Paul McCartney, Chris Martin, and Sheryl Crow support Meat Free Monday. Why cut your meat consumption by a seventh? From their website:
The UK’s Food Climate Research Network suggests that food production from farm to fork is responsible for between 20-30 percent of global green house gas emissions. Livestock production is responsible for around half of these emissions. The more meat we produce and eat the bigger that carbon footprint will get. A sustainable future demands that we cut down - and yet between 1961 and 2007 the world population increased by a factor of 2.2, but meat consumption quadrupled, and poultry consumption increased 10-fold.

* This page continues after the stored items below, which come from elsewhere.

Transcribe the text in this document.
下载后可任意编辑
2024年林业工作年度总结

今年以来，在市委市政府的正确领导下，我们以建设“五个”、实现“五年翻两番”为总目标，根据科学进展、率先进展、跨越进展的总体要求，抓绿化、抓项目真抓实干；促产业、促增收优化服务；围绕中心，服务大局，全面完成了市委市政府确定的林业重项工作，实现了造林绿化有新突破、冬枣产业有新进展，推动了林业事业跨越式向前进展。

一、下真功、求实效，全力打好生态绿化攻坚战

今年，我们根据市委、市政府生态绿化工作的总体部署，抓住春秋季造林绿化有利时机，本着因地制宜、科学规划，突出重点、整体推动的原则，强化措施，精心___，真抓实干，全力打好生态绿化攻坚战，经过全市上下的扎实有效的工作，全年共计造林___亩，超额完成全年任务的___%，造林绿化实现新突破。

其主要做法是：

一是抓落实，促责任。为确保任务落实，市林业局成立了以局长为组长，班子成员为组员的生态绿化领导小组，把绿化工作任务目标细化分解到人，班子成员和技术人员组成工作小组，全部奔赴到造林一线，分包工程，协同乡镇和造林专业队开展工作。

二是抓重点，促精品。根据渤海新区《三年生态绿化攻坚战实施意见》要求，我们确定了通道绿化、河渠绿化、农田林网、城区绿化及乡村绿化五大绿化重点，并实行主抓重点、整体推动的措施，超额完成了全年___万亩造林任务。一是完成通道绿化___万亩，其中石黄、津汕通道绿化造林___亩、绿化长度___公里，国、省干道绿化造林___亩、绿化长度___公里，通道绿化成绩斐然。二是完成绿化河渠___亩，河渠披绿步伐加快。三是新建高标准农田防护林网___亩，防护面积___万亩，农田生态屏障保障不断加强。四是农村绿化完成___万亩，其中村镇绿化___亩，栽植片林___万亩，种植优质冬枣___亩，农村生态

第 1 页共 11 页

This increase in meat production is not affecting only greenhouse gas emmisions. As more animals are reared and brought to slaughter, the treatment of those animals has become increasingly barbaric. Not worried about animal rights? Eating fruits, grains and vegetables is between 4 and 54 times more efficient than eating meat . A vegetarian U.S. could feed twice the current population without having to worry about Mad Cow Disease or Swine Flu (source).

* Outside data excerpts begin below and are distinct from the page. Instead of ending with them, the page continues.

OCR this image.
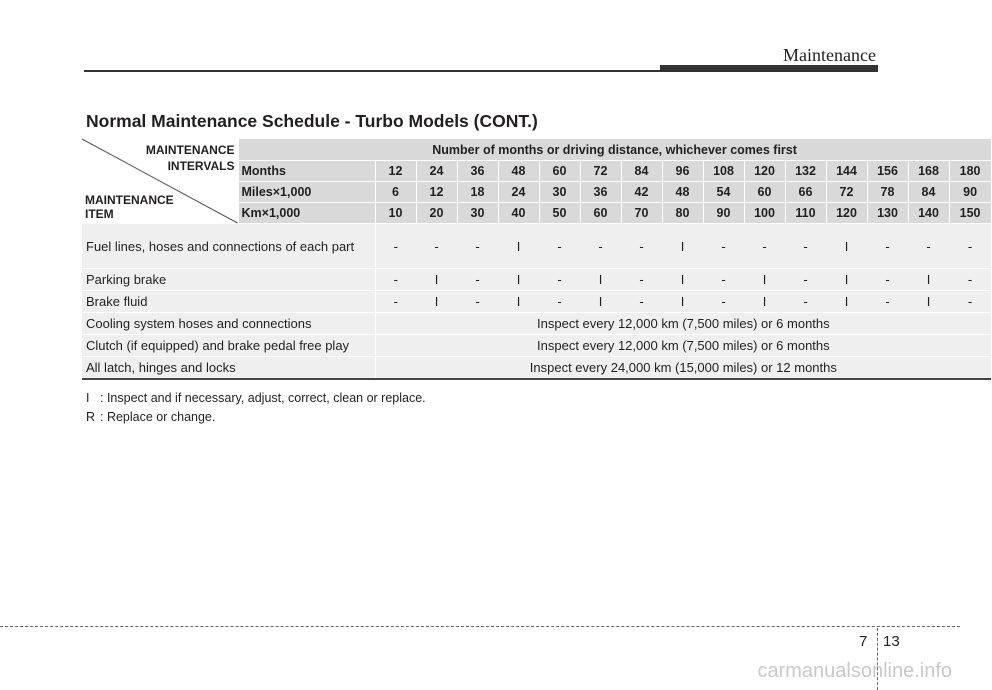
Maintenance
Normal Maintenance Schedule - Turbo Models (CONT.)
MAINTENANCE
INTERVALS
MAINTENANCE
ITEM	Number of months or driving distance, whichever comes first															
	Months	12	24	36	48	60	72	84	96	108	120	132	144	156	168	180
	Miles×1,000	6	12	18	24	30	36	42	48	54	60	66	72	78	84	90
	Km×1,000	10	20	30	40	50	60	70	80	90	100	110	120	130	140	150
Fuel lines, hoses and connections of each part		-	-	-	I	-	-	-	I	-	-	-	I	-	-	-
Parking brake		-	I	-	I	-	I	-	I	-	I	-	I	-	I	-
Brake fluid		-	I	-	I	-	I	-	I	-	I	-	I	-	I	-
Cooling system hoses and connections		Inspect every 12,000 km (7,500 miles) or 6 months														
Clutch (if equipped) and brake pedal free play		Inspect every 12,000 km (7,500 miles) or 6 months														
All latch, hinges and locks		Inspect every 24,000 km (15,000 miles) or 12 months														
I : Inspect and if necessary, adjust, correct, clean or replace.
R : Replace or change.
7 13
carmanualsonline.info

The Meat Free Monday campaign is not about cutting meat production by 14.3%. If you choose to change your Monday eating habits, you will probably realize that a vegetarian diet is easy, fulfilling, and actually filling. When you realize how easy it is to eat less meat, making daily changes to your diet will be simple. Paul is not asking you to be a vegetarian; he asks that you are aware that your dietary decisions have real consequences. Spreading awareness that meat is not vital to one’s health and satisfaction is a greater victory, one that could help billions of poorly treated animals, millions of starving people, and anyone who enjoys a guilt-free cheeseburger.
If you master eating vegetarian on monday, why not try every weekday?
If you are skeptical, I ask that you don’t write vegetarianism off as reactionary or restricting. Research it and try it! Meat Free Monday and its casual near-vegetarianism promise to save our money, our health, and our environment while still upholding our right to eat meat. May moderation be the new American compromise.